[Bug tree-optimization/81611] [8 Regression] gcc un-learned loop / post-increment optimization

2018-02-27 Thread aoliva at gcc dot gnu.org
https://gcc.gnu.org/bugzilla/show_bug.cgi?id=81611

Alexandre Oliva  changed:

   What|Removed |Added

 Status|ASSIGNED|RESOLVED
 Resolution|--- |FIXED

--- Comment #25 from Alexandre Oliva  ---
Fixed

[Bug tree-optimization/81611] [8 Regression] gcc un-learned loop / post-increment optimization

2018-02-27 Thread aoliva at gcc dot gnu.org
https://gcc.gnu.org/bugzilla/show_bug.cgi?id=81611

--- Comment #24 from Alexandre Oliva  ---
Author: aoliva
Date: Wed Feb 28 05:25:34 2018
New Revision: 258053

URL: https://gcc.gnu.org/viewcvs?rev=258053=gcc=rev
Log:
[PR81611] turn inc-and-use-of-dead-orig into auto-inc

When the addressing modes available on the machine don't allow offsets
in addresses, odds are that post-increments will be represented in
trees and RTL as:

  y <= x + 1
  ... *(x) ...
  x <= y

so deal with it by turning such RTL as:

  (set y (plus x n))
  ... (mem x) ...

without intervening uses of y into

  (set y x)
  ... (mem (post_add y n)) ...

so as to create auto-inc addresses that we'd otherwise miss.


for  gcc/ChangeLog

PR rtl-optimization/81611
* auto-inc-dec.c (attempt_change): Move dead note from
mem_insn if it's the next use of regno
(find_address): Take address use of reg holding
non-incremented value.  Add parm to limit search to the named
reg only.
(merge_in_block): Attempt to use a mem insn that is the next
use of the original regno.

Modified:
trunk/gcc/ChangeLog
trunk/gcc/auto-inc-dec.c

[Bug tree-optimization/81611] [8 Regression] gcc un-learned loop / post-increment optimization

2018-02-15 Thread law at redhat dot com
https://gcc.gnu.org/bugzilla/show_bug.cgi?id=81611

--- Comment #23 from Jeffrey A. Law  ---
No, the DOM change is only a partial fix.  I've largely approved the auto-inc
change.  I recommend the additional tests in c#19 be pulled into a distinct BZ
and the gcc8 regression marker removed once the auto-inc changes are committed.

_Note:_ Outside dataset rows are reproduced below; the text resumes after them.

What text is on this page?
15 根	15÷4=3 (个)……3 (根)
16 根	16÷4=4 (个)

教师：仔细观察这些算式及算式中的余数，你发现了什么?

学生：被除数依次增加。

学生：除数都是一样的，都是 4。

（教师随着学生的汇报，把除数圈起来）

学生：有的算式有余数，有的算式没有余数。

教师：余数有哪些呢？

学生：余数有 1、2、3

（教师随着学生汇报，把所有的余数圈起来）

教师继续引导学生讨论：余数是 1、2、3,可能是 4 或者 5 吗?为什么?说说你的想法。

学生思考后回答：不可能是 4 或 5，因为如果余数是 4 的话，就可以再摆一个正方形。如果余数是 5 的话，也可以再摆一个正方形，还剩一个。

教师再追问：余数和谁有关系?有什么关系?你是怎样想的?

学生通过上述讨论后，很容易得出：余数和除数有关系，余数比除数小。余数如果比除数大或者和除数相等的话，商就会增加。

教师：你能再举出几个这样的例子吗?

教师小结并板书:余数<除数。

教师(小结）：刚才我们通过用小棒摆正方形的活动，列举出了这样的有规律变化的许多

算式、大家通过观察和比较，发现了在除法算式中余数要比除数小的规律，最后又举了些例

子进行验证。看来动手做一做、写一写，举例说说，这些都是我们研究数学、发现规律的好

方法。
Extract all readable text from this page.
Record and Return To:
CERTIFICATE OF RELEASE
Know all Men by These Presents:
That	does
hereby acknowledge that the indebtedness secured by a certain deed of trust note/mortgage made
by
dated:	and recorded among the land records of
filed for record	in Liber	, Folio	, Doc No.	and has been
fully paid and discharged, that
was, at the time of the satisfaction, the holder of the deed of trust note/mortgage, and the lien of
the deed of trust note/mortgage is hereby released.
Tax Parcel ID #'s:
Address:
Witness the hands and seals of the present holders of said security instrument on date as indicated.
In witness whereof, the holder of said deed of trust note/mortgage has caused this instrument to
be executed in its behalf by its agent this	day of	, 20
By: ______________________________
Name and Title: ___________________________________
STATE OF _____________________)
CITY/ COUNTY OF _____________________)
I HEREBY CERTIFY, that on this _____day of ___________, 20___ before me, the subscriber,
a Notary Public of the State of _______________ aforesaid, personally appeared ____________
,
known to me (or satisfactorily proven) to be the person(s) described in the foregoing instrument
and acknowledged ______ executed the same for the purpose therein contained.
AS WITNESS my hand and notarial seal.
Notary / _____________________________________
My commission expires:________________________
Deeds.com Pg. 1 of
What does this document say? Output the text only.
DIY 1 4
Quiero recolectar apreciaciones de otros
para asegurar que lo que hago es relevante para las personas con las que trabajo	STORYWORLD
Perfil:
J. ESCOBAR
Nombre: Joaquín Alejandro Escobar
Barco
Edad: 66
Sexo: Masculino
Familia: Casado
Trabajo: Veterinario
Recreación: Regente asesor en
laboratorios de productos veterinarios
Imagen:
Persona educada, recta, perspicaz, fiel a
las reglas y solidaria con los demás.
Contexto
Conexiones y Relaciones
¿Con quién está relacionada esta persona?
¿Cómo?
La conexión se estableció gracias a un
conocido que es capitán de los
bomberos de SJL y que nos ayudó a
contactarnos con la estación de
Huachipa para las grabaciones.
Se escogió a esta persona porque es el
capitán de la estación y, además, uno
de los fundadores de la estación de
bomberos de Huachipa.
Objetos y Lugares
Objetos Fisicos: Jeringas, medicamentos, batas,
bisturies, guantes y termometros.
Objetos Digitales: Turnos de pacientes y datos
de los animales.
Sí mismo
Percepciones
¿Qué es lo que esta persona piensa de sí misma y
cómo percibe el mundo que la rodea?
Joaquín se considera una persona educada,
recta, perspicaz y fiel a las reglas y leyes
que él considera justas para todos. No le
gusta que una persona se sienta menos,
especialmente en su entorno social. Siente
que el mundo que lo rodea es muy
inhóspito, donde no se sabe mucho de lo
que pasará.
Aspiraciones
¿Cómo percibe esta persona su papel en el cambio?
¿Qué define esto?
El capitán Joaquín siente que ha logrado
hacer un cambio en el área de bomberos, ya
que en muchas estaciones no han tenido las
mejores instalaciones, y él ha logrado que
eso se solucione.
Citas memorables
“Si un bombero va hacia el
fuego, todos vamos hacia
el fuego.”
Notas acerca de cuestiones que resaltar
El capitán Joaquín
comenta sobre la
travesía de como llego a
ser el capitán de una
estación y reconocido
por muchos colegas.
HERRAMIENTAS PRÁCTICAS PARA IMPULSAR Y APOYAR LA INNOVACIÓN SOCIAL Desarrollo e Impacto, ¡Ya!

[Bug tree-optimization/81611] [8 Regression] gcc un-learned loop / post-increment optimization

2018-02-15 Thread egallager at gcc dot gnu.org
https://gcc.gnu.org/bugzilla/show_bug.cgi?id=81611

Eric Gallager  changed:

   What|Removed |Added

 CC||egallager at gcc dot gnu.org

--- Comment #22 from Eric Gallager  ---
(In reply to Alexandre Oliva from comment #21)
> Author: aoliva
> Date: Tue Jan 30 17:40:50 2018
> New Revision: 257194
> 
> URL: https://gcc.gnu.org/viewcvs?rev=257194=gcc=rev
> Log:
> [PR81611] accept copies in simple_iv_increment_p
> 
> If there are copies between the GIMPLE_PHI at the loop body and the
> increment that reaches it (presumably through a back edge), still
> regard it as a simple_iv_increment, so that we won't consider the
> value in the back edge eligible for forwprop.  Doing so would risk
> making the phi node and the incremented conflicting value live
> within the loop, and the phi node to be preserved for propagated
> uses after the loop.
> 
> for  gcc/ChangeLog
> 
>   PR tree-optimization/81611
>   * tree-ssa-dom.c (simple_iv_increment_p): Skip intervening
>   copies.
> 
> Modified:
> trunk/gcc/ChangeLog
> trunk/gcc/tree-ssa-dom.c

Did this fix it?

[Bug tree-optimization/81611] [8 Regression] gcc un-learned loop / post-increment optimization

2018-01-30 Thread aoliva at gcc dot gnu.org
https://gcc.gnu.org/bugzilla/show_bug.cgi?id=81611

--- Comment #21 from Alexandre Oliva  ---
Author: aoliva
Date: Tue Jan 30 17:40:50 2018
New Revision: 257194

URL: https://gcc.gnu.org/viewcvs?rev=257194=gcc=rev
Log:
[PR81611] accept copies in simple_iv_increment_p

If there are copies between the GIMPLE_PHI at the loop body and the
increment that reaches it (presumably through a back edge), still
regard it as a simple_iv_increment, so that we won't consider the
value in the back edge eligible for forwprop.  Doing so would risk
making the phi node and the incremented conflicting value live
within the loop, and the phi node to be preserved for propagated
uses after the loop.

for  gcc/ChangeLog

PR tree-optimization/81611
* tree-ssa-dom.c (simple_iv_increment_p): Skip intervening
copies.

Modified:
trunk/gcc/ChangeLog
trunk/gcc/tree-ssa-dom.c

[Bug tree-optimization/81611] [8 Regression] gcc un-learned loop / post-increment optimization

2018-01-25 Thread gjl at gcc dot gnu.org
https://gcc.gnu.org/bugzilla/show_bug.cgi?id=81611

--- Comment #20 from Georg-Johann Lay  ---
A bit of the bloat reported in PR81625 is also due to missed post-inc
addressing, so it might be worth a look if you are after more test cases.
(Current 8.0.1 perfomrs better than 8.0.0 I used back then: only bloat of +22%
compared to 3.4.6 instead of +26).

[Bug tree-optimization/81611] [8 Regression] gcc un-learned loop / post-increment optimization

2018-01-25 Thread gjl at gcc dot gnu.org
https://gcc.gnu.org/bugzilla/show_bug.cgi?id=81611

--- Comment #19 from Georg-Johann Lay  ---
Hi, thanks for all that work and efforts.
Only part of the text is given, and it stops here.